Notwithstanding the foregoing, the maximum maturity of individual securities shall be three years and one month or less at the time of purchase by the Borrower (except with respect to asset backed securities described in clauses (h), (i) and (j) above, which may have an average maturity of three years or less. The maturity of variable rate demand notes and auction rate debt/ preferred securities shall be measured by the time to reset date. Auction rate debt and preferred stock and perpetual preferred securities with a floating rate dividend that is paid and reset every seven to 49 days through a bidding process shall have a credit rating of AAA/Aaa from S&P or Moodys.
(e) deleting the definition of Consolidated Interest Expense in its entirety and inserting in lieu thereof the following:
Consolidated Interest Expense means, for any period, for the Borrower and Subsidiaries (determined on a consolidated basis without duplication in accordance with GAAP), all interest in respect of Indebtedness for Borrowed Money accrued or capitalized during such period (whether or not actually paid during such period), excluding amortization of fees related to the closing of this Agreement, each of the Notes Documents and any New Indebtedness.

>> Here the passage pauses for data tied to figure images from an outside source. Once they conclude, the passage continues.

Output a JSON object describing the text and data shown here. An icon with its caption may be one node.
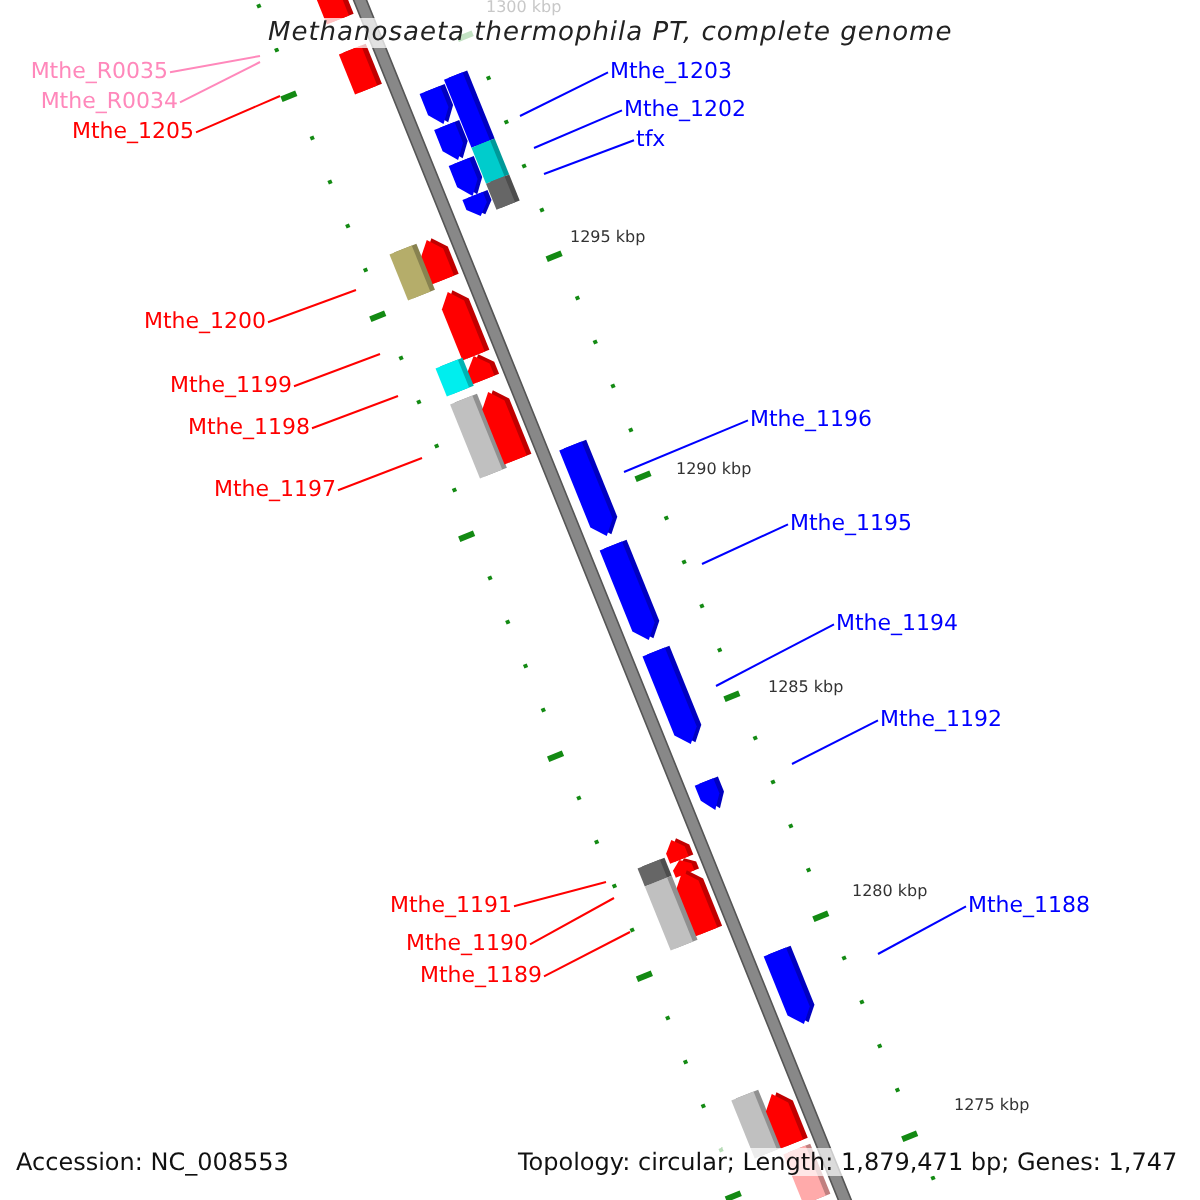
{
  "diagram": {
    "title": "Methanosaeta thermophila PT, complete genome",
    "nodes": [
      {
        "text": [
          "Mthe_R0035"
        ]
      },
      {
        "text": [
          "Mthe_1203"
        ]
      },
      {
        "text": [
          "Mthe_R0034"
        ]
      },
      {
        "text": [
          "Mthe_1202"
        ]
      },
      {
        "text": [
          "Mthe_1205"
        ]
      },
      {
        "text": [
          "tfx"
        ]
      },
      {
        "text": [
          "Mthe_1200"
        ]
      },
      {
        "text": [
          "Mthe_1199"
        ]
      },
      {
        "text": [
          "Mthe_1196"
        ]
      },
      {
        "text": [
          "Mthe_1198"
        ]
      },
      {
        "text": [
          "Mthe_1197"
        ]
      },
      {
        "text": [
          "Mthe_1195"
        ]
      },
      {
        "text": [
          "Mthe_1194"
        ]
      },
      {
        "text": [
          "Mthe_1192"
        ]
      },
      {
        "text": [
          "Mthe_1191"
        ]
      },
      {
        "text": [
          "Mthe_1188"
        ]
      },
      {
        "text": [
          "Mthe_1190"
        ]
      },
      {
        "text": [
          "Mthe_1189"
        ]
      }
    ],
    "edges": [
      {
        "from": 0,
        "to": null,
        "arrow": "none",
        "color": "#ff88bb"
      },
      {
        "from": 1,
        "to": null,
        "arrow": "none",
        "color": "#0000ff"
      },
      {
        "from": 2,
        "to": null,
        "arrow": "none",
        "color": "#ff88bb"
      },
      {
        "from": 3,
        "to": null,
        "arrow": "none",
        "color": "#0000ff"
      },
      {
        "from": 4,
        "to": null,
        "arrow": "none",
        "color": "#ff0000"
      },
      {
        "from": 5,
        "to": null,
        "arrow": "none",
        "color": "#0000ff"
      },
      {
        "from": 6,
        "to": null,
        "arrow": "none",
        "color": "#ff0000"
      },
      {
        "from": 7,
        "to": null,
        "arrow": "none",
        "color": "#ff0000"
      },
      {
        "from": 8,
        "to": null,
        "arrow": "none",
        "color": "#0000ff"
      },
      {
        "from": 9,
        "to": null,
        "arrow": "none",
        "color": "#ff0000"
      },
      {
        "from": 10,
        "to": null,
        "arrow": "none",
        "color": "#ff0000"
      },
      {
        "from": 11,
        "to": null,
        "arrow": "none",
        "color": "#0000ff"
      },
      {
        "from": 12,
        "to": null,
        "arrow": "none",
        "color": "#0000ff"
      },
      {
        "from": 13,
        "to": null,
        "arrow": "none",
        "color": "#0000ff"
      },
      {
        "from": 14,
        "to": null,
        "arrow": "none",
        "color": "#ff0000"
      },
      {
        "from": 15,
        "to": null,
        "arrow": "none",
        "color": "#0000ff"
      },
      {
        "from": 16,
        "to": null,
        "arrow": "none",
        "color": "#ff0000"
      },
      {
        "from": 17,
        "to": null,
        "arrow": "none",
        "color": "#ff0000"
      }
    ],
    "labels": [
      "1300 kbp",
      "1295 kbp",
      "1290 kbp",
      "1285 kbp",
      "1280 kbp",
      "1275 kbp",
      "Accession: NC_008553",
      "Topology: circular; Length: 1,879,471 bp; Genes: 1,747"
    ]
  }
}
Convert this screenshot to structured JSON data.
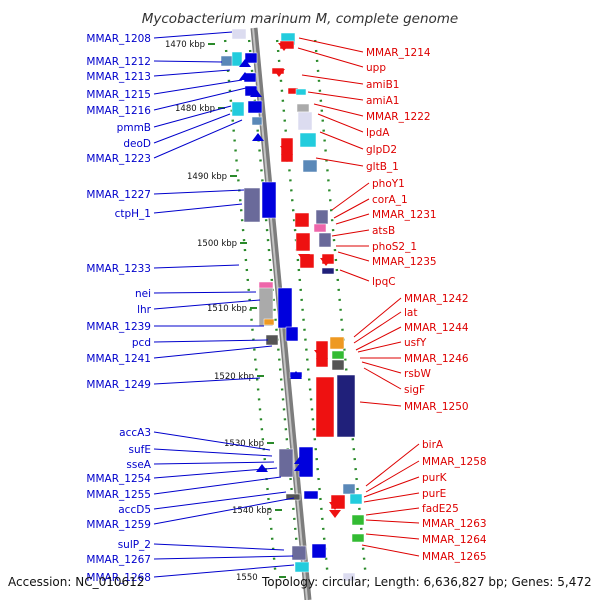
{
  "title": "Mycobacterium marinum M, complete genome",
  "footer": {
    "accession": "Accession: NC_010612",
    "topology": "Topology: circular; Length: 6,636,827 bp; Genes: 5,472"
  },
  "colors": {
    "left_label": "#0000cc",
    "right_label": "#dd0000",
    "backbone": "#9a9a9a",
    "tick": "#2a8a2a"
  },
  "kbp_ticks": [
    "1470 kbp",
    "1480 kbp",
    "1490 kbp",
    "1500 kbp",
    "1510 kbp",
    "1520 kbp",
    "1530 kbp",
    "1540 kbp",
    "1550"
  ],
  "left_labels": [
    "MMAR_1208",
    "MMAR_1212",
    "MMAR_1213",
    "MMAR_1215",
    "MMAR_1216",
    "pmmB",
    "deoD",
    "MMAR_1223",
    "MMAR_1227",
    "ctpH_1",
    "MMAR_1233",
    "nei",
    "lhr",
    "MMAR_1239",
    "pcd",
    "MMAR_1241",
    "MMAR_1249",
    "accA3",
    "sufE",
    "sseA",
    "MMAR_1254",
    "MMAR_1255",
    "accD5",
    "MMAR_1259",
    "sulP_2",
    "MMAR_1267",
    "MMAR_1268"
  ],
  "right_labels": [
    "MMAR_1214",
    "upp",
    "amiB1",
    "amiA1",
    "MMAR_1222",
    "lpdA",
    "glpD2",
    "gltB_1",
    "phoY1",
    "corA_1",
    "MMAR_1231",
    "atsB",
    "phoS2_1",
    "MMAR_1235",
    "lpqC",
    "MMAR_1242",
    "lat",
    "MMAR_1244",
    "usfY",
    "MMAR_1246",
    "rsbW",
    "sigF",
    "MMAR_1250",
    "birA",
    "MMAR_1258",
    "purK",
    "purE",
    "fadE25",
    "MMAR_1263",
    "MMAR_1264",
    "MMAR_1265"
  ]
}
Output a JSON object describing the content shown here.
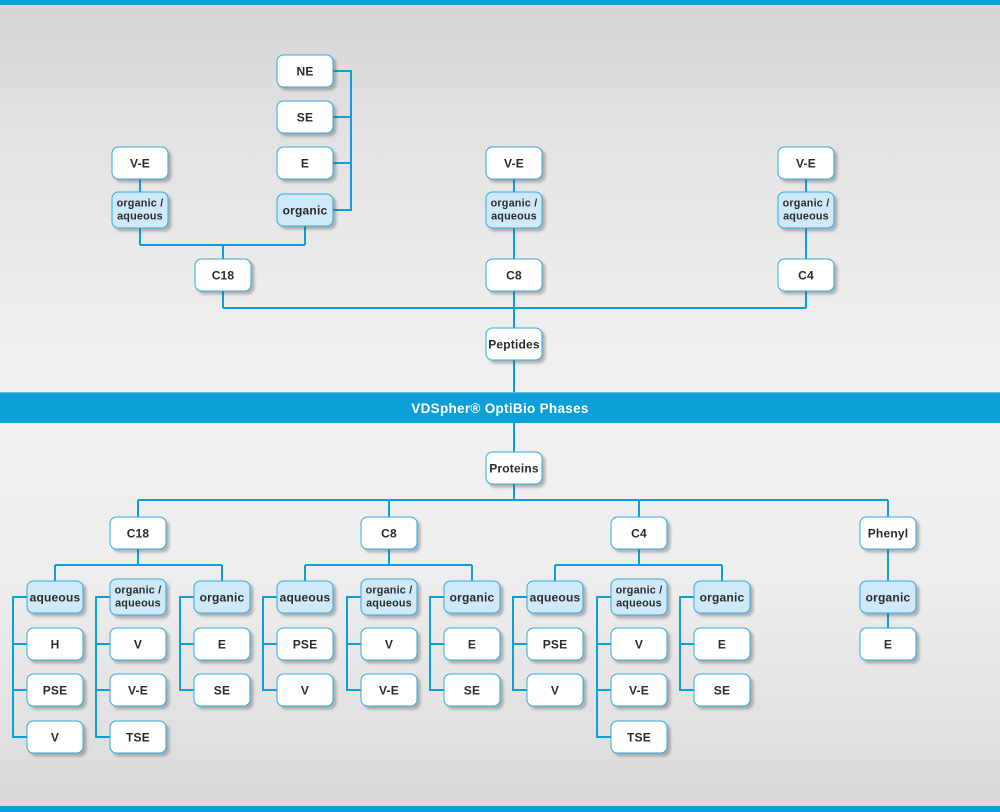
{
  "banner": {
    "title": "VDSpher® OptiBio Phases"
  },
  "colors": {
    "accent": "#0d9fd8",
    "box_border": "#34abdf",
    "box_fill": "#ffffff",
    "box_fill_highlight": "#cfe9f8",
    "text": "#2b2b2b",
    "banner_text": "#ffffff"
  },
  "peptides": {
    "root": "Peptides",
    "columns": [
      {
        "phase": "C18",
        "eluents": [
          {
            "label": "organic /\naqueous",
            "modes": [
              "V-E"
            ]
          },
          {
            "label": "organic",
            "modes": [
              "NE",
              "SE",
              "E"
            ]
          }
        ]
      },
      {
        "phase": "C8",
        "eluents": [
          {
            "label": "organic /\naqueous",
            "modes": [
              "V-E"
            ]
          }
        ]
      },
      {
        "phase": "C4",
        "eluents": [
          {
            "label": "organic /\naqueous",
            "modes": [
              "V-E"
            ]
          }
        ]
      }
    ]
  },
  "proteins": {
    "root": "Proteins",
    "columns": [
      {
        "phase": "C18",
        "eluents": [
          {
            "label": "aqueous",
            "modes": [
              "H",
              "PSE",
              "V"
            ]
          },
          {
            "label": "organic /\naqueous",
            "modes": [
              "V",
              "V-E",
              "TSE"
            ]
          },
          {
            "label": "organic",
            "modes": [
              "E",
              "SE"
            ]
          }
        ]
      },
      {
        "phase": "C8",
        "eluents": [
          {
            "label": "aqueous",
            "modes": [
              "PSE",
              "V"
            ]
          },
          {
            "label": "organic /\naqueous",
            "modes": [
              "V",
              "V-E"
            ]
          },
          {
            "label": "organic",
            "modes": [
              "E",
              "SE"
            ]
          }
        ]
      },
      {
        "phase": "C4",
        "eluents": [
          {
            "label": "aqueous",
            "modes": [
              "PSE",
              "V"
            ]
          },
          {
            "label": "organic /\naqueous",
            "modes": [
              "V",
              "V-E",
              "TSE"
            ]
          },
          {
            "label": "organic",
            "modes": [
              "E",
              "SE"
            ]
          }
        ]
      },
      {
        "phase": "Phenyl",
        "eluents": [
          {
            "label": "organic",
            "modes": [
              "E"
            ]
          }
        ]
      }
    ]
  }
}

(f) deleting clause (i) in the definition of Interest Period in its entirety and inserting in lieu thereof the following:
as to each Offshore Rate Loan, the period commencing on the date such Offshore Rate Loan is disbursed or converted to or continued as an Offshore Rate Loan and ending on the date one or two weeks or other periods if available to all Lenders, or one, two, three or six months thereafter, as selected by the Borrower in its Revolving Loan Notice or the applicable Competitive Bid Request
(g) deleting the definition of Maturity Date in its entirety and inserting in lieu thereof the following:
Maturity Date means June 22, 2011.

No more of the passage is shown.